Benci Asap - Rindu Cukai: Siapa Untung?

⊆ 08.53 by SOCIAL ENTREPRENEUR | ˜ 0 komentar »

Apa beda asap rokok dan cukai rokok? Bedanya asap tak disuka, cukai siapapun suka. Apa beda Jakarta dan daerah penghasil rokok? Bedanya Jakarta terima cukai, daerah jadi asbak. Jakarta memang paling tamak di Indonesia. Sedang daerah tak bisa berkelit, tugasnya memasok apapun yang dimaui si tamak. Karena sudah kejadian, ini namanya takdir. Hanya agar nasib bisa berubah, ihtiar wajib dilakukan. Maka ‘Daerah Menuntut Bagi Hasil Cukai Rokok’. Begitu headline Kontan, 29 Juni 2007.

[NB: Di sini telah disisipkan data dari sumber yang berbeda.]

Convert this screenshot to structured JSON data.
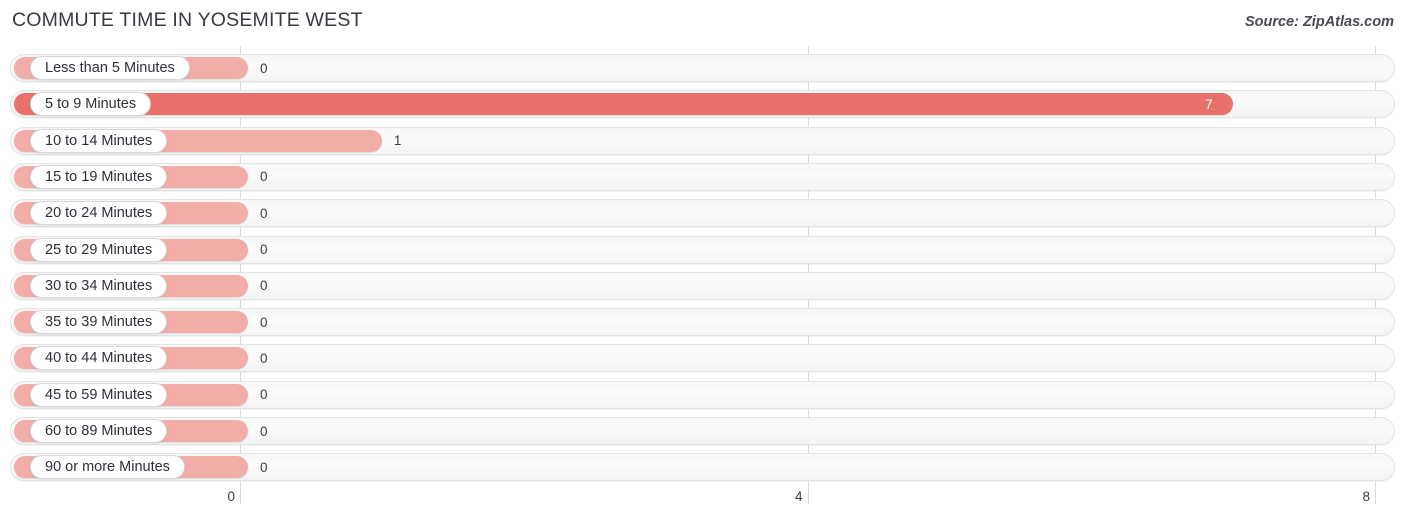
{
  "header": {
    "title": "COMMUTE TIME IN YOSEMITE WEST",
    "source": "Source: ZipAtlas.com"
  },
  "colors": {
    "bar_strong": "#e8716a",
    "bar_light": "#f2ada9",
    "track": "#f7f7f7",
    "gridline": "#d9d9d9",
    "text": "#33333a"
  },
  "chart_data": {
    "type": "bar",
    "orientation": "horizontal",
    "title": "COMMUTE TIME IN YOSEMITE WEST",
    "xlabel": "",
    "ylabel": "",
    "xlim": [
      0,
      8
    ],
    "xticks": [
      "0",
      "4",
      "8"
    ],
    "xtick_values": [
      0,
      4,
      8
    ],
    "grid": true,
    "legend": false,
    "categories": [
      "Less than 5 Minutes",
      "5 to 9 Minutes",
      "10 to 14 Minutes",
      "15 to 19 Minutes",
      "20 to 24 Minutes",
      "25 to 29 Minutes",
      "30 to 34 Minutes",
      "35 to 39 Minutes",
      "40 to 44 Minutes",
      "45 to 59 Minutes",
      "60 to 89 Minutes",
      "90 or more Minutes"
    ],
    "values": [
      0,
      7,
      1,
      0,
      0,
      0,
      0,
      0,
      0,
      0,
      0,
      0
    ],
    "value_labels": [
      "0",
      "7",
      "1",
      "0",
      "0",
      "0",
      "0",
      "0",
      "0",
      "0",
      "0",
      "0"
    ]
  }
}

Jakarta memang kebangetan. Siapapun dari Sabang sampai Merauke boleh menyulut rokok, cuma seluruh cukai dihisap Jakarta. Daerah Kudus, Malang, Pasuruan dan Kediri boleh-boleh saja jadi pusat industri rokok, hanya kebijakan ada di Jakarta. Setoran cukai keempat sentra industri rokok ini tak main-main. Angkanya 86,1% dari total cukai rokok 2006, sekitar Rp 28,1 triliun. Meski setoran itu fantastik, mereka cuma bisa hisap asap saja alias tak kebagian apa-apa.

Wajar akhirnya Asosiasi Dinas Pendapatan Daerah menuntut agar RUU Cukai yang baru cantumkan bagi hasil. Alasannya jitu: Jika minya dan gas ada bagi hasil, mengapa tidak dengan cukai rokok. Kendati pembahasan di DPR cukup alot, toh itu tak lama. Hanya 2 minggu sejak diusulkan asosiasi, akhirnya pemerintah ihlas berbagi cukai. Persentase bagi hasil, berkisar antara 1 – 2% (Kontan 12 Juli 2007) Lumayan ketimbang tidak dapat sama sekali. Entah apakah ini berlaku surut, atau mulai 2007 ini.


Lima Kejanggalan
Semakin pekat asap rokok, masyarakat pun ‘gempa bumi’. Tapi semakin tinggi cukai rokok, senyumpun merekah. Perhatikan data Kontan tentang cukai rokok berikut.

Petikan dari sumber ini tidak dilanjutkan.